Sunggal Sepeninggal Datuk Badiuzzaman
Pembuangan Datuk Badiuzzaman ke Pulau Jawa menyebabkan takhta Sunggal kosong. Oleh karena Putra Datuk Badiuzzaman, Datuk Muhammad Munai, masih kecil maka berdasarkan musyawarah keluarga ditunjuklah Datuk Muhammad Alif, pamannya, sebagai pemangku kerajaan Sunggal selama enam tahun dari 1895-1901. Datuk Muhammad Munai diangkat menjadi Raja Sunggal tahun 1901. Ia mempunyai 6 orang anak, yakni Datuk Muhammad Jalib, Datuk Muhammad Hasan, Datuk Muhammad Hitam, Datuk Muhammad Bagus, Datuk Muhammad Nur, dan Datuk Hermasnyah. Datuk Mohd. Hasan mempunyai 5 orang anak, yaitu Aja Nazariun, Datuk Saifi Ichsan, Aja Sachila, Aja Herlila, dan Aja Masitah. Datuk Muhammad Hitam mempunyai lima orang anak, yaitu Aja Miliunnah, Datuk Ahmad Neil, Aja Mahnon, Aja Nurulaini, dan Datuk Agustin. Datuk Mod. Bagus mempunyai sembilan orang anak, yaitu Datuk Zulkarnaen, Datuk Harmaen, Aja Arfah, Datuk Muaz, Datuk Hundri, Aja Chalizah, Aja Chairiah, Datuk Musa, dan Aja Elfira. Datuk Mohd. Nur mempunyai tujuh orang anak, yaitu Datuk Alisyah, Datuk Arifin, Aja Nurlian, Datuk Helmi, Datuk Aswadi, Datuk Alman, dan Aja Mahyun. Datuk Hermasyah mempunyai empat orang anak, yaitu Aja Mariamah, Aja Syafinat, Datuk Nazeli, dan Datuk Amansyah. Beliau memerintah selama 7 tahun sampai 1907. Takhta Sunggal kemudian digantikan oleh Datuk Muhammad Jalib, namun mengingat ia masih kecil maka Sunggal kembali dipangku oleh Datuk Yusuf. Datuk Yusuf memerintah Sunggal sampai tahun 1914.

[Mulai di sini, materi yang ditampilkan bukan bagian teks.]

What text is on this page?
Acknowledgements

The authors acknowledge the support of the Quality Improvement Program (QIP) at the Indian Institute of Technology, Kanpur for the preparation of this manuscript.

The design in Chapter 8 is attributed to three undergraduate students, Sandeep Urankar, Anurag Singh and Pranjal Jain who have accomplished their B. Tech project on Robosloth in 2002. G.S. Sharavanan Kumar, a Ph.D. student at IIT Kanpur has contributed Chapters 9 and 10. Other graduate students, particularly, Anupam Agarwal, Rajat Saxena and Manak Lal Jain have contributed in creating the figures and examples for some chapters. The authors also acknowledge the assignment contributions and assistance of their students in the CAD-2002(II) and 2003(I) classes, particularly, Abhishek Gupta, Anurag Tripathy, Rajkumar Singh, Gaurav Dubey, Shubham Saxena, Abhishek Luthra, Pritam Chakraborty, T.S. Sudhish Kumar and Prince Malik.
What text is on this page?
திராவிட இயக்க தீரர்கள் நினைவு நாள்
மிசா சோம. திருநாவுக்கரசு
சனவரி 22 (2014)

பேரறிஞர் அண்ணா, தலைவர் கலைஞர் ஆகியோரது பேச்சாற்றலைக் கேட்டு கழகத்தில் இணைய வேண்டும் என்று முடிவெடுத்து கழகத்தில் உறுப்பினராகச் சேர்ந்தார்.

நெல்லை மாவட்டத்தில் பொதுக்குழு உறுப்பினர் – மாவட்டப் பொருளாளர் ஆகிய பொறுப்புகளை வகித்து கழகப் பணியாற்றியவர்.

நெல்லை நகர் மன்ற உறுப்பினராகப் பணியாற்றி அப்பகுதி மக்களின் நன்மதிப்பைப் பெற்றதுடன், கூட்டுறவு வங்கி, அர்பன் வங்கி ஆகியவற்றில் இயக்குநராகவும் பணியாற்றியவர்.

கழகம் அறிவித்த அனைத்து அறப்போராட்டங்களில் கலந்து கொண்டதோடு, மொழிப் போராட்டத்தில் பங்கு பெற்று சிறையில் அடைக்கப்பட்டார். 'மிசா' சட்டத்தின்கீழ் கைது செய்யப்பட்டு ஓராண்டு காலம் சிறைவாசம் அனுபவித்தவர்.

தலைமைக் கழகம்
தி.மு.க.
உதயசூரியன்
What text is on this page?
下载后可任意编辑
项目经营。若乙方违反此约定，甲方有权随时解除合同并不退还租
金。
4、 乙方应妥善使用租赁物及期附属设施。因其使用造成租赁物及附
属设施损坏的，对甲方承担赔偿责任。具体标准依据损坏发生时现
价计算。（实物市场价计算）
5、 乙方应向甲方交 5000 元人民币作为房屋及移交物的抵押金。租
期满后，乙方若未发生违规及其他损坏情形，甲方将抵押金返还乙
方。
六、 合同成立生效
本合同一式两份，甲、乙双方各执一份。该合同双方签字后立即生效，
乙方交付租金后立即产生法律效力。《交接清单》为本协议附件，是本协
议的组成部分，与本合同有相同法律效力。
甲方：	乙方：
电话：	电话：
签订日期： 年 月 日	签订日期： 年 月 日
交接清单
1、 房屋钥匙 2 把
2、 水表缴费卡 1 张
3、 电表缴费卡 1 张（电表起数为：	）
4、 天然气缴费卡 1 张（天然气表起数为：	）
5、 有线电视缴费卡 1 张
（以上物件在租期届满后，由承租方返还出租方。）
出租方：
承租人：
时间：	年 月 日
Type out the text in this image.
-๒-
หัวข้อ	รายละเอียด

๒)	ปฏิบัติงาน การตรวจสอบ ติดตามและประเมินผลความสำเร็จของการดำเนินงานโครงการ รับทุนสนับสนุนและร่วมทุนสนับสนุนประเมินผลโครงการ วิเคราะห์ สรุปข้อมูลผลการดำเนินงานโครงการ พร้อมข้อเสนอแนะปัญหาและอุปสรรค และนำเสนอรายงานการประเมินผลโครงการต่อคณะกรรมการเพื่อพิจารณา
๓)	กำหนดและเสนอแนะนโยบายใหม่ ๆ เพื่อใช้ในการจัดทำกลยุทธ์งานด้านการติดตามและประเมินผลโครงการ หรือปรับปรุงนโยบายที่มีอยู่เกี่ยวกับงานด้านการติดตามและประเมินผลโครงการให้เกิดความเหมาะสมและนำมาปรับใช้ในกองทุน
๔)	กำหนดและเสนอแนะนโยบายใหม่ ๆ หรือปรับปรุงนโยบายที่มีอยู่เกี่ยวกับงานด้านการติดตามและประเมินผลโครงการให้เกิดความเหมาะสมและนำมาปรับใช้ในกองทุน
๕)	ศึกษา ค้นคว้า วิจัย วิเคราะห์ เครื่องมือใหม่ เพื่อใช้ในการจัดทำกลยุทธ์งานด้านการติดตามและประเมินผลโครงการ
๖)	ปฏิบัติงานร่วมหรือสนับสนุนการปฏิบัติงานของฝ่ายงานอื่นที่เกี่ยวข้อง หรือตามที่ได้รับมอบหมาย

Datuk Muhammad Jalib naik takhta tahun 1914 dan diberi gelar Datuk Johan Sri Indra dan memegang pemerintahan sampai tahun 1923. Atas kehendaknya sendiri ia kemudian menyerahkan kekuasaannya kepada adiknya, Datuk Muhammad Hasan, yang bergelar Datuk Sri Indra Pahlawan. Datuk Muhammad Hasan memegang pemerintahan sampai tahun 1945. Sejalan dengan masa revolusi kemerdekaan maka di Sumatera Timur bergeloralah semangat revolusioner yang akhirnya menimbulkan peristiwa Maret 1946, sebuah peristiwa penghancuran terhadap kekuasaan tradisional. Kekerasan bermula dari Sunggal, ketika beberapa unit laskar rakyat (Barisan Harimau Liar) menyerang markas Persatuan Anak Deli Islam (PADI)/Pasukan V di dekat rumah Datuk Hitam. Datuk Hitam dan sejumlah tokoh bangsawan melarikan diri ke Medan. Empat puluh keluarga bangsawan Sunggal ditangkap dan ditawan oleh Volksfront (Front Rakyat) Cabang Sunggal. Akibat aneka kerusuhan itu Kerajaan Sunggal/Serbanyaman yang telah dibangun oleh Adir Surbakti berakhir.